I'd quickly checked out the real Karnak on the Web. It was the world's largest temple complex. Las Vegas 's usual overblown theme architects had done such good job of capturing the reality that one could hardly take in the actual shape of the building from this close. I glimpsed a monumental gateway bracketed by two tapering towers and flagpoles topped with crimson banners. Of course, in Vegas they always went for the gold: blinding, sun-shot gold glinted from the pillars' capitals and the tops of two glassy black obelisks on either side of the entrance. The effect was massive, imperial, and cold, despite the blistering afternoon heat.

Meanwhile, I needed a parking valet-cum-guide.

"Hermie?" I asked the row of kilt-clad demons, all wearing instant tanner so their scales were a matching shoe-polish brown, giving them the look of upright alligator boots. No wonder Manny hadn't fit in. He liked to flaunt his colors.

A parking valet wearing a headdress with fetchingly spiral Hathor horns leaped forward. Hathor was a female cow goddess, so wearing her headdress could be considered cross-dressing for a male. I wondered if demons could be gay, not that it would bother me. I held up a fifty-dollar bill. "Manny said you'd treat my car right. Why don't we breeze into the garage and discuss it?"

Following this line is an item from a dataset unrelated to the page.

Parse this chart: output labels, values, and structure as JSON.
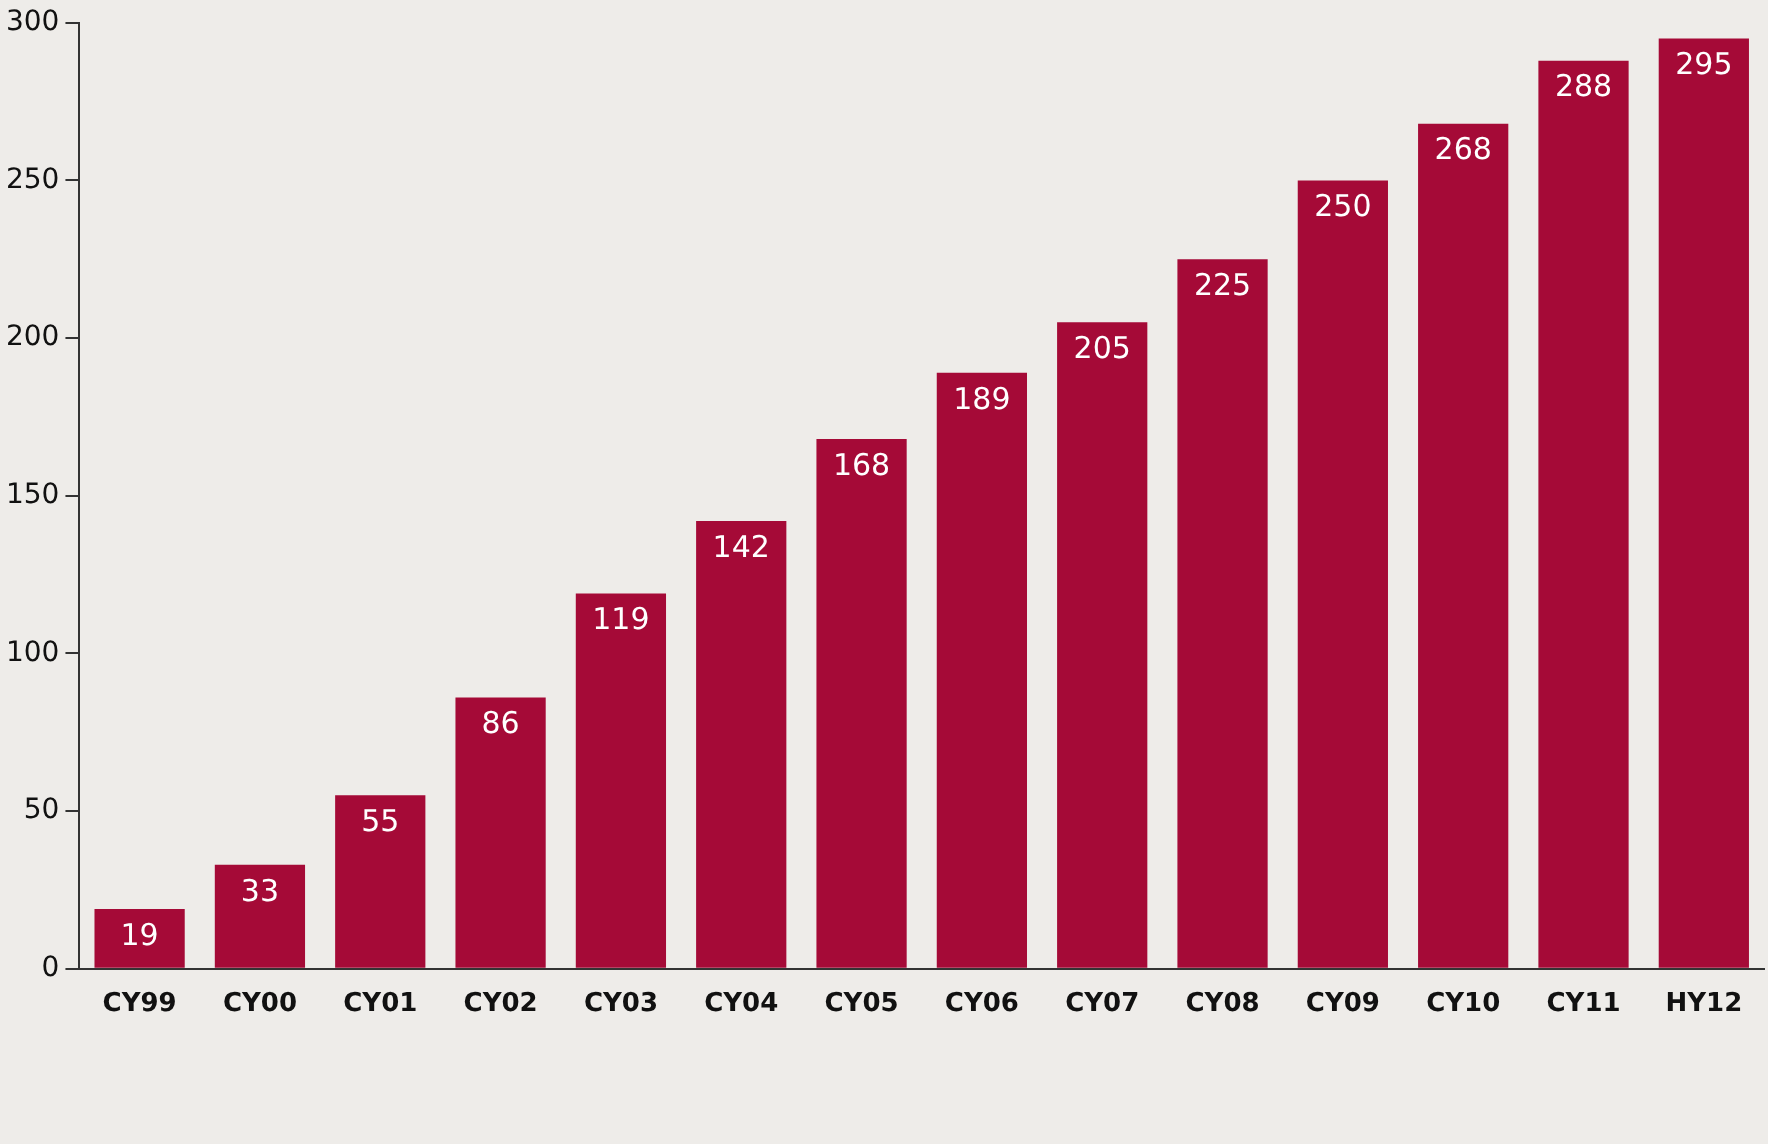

"Scoot over, miss, and we're gone."

I did, watching his clawed fingernails-enameled purple and chartreuse-curl around the wheel. I was sure pimping out poor Dolly today. I owed her a highspeed desert drive this afternoon to air out her vents and upholstery.

"Thanks, Hermie," I said in the dark, deserted spot he'd parked Dolly. "I just wanted to get the lay of the land inside from someone who knew."

"Hermesaphritus," he corrected me.

"And 'Manny'?"

"Manniphilpestiles."

Humph. Where is Rumplestiltskin when you need him? Irma grumbled.

I'd turned on my cell phone voice recorder to get these guys' full formal names. I'd heard demons were proper name nuts, wouldn't answer to anything else, and had no idea if I might need one of these scaly little rascals again someday soon.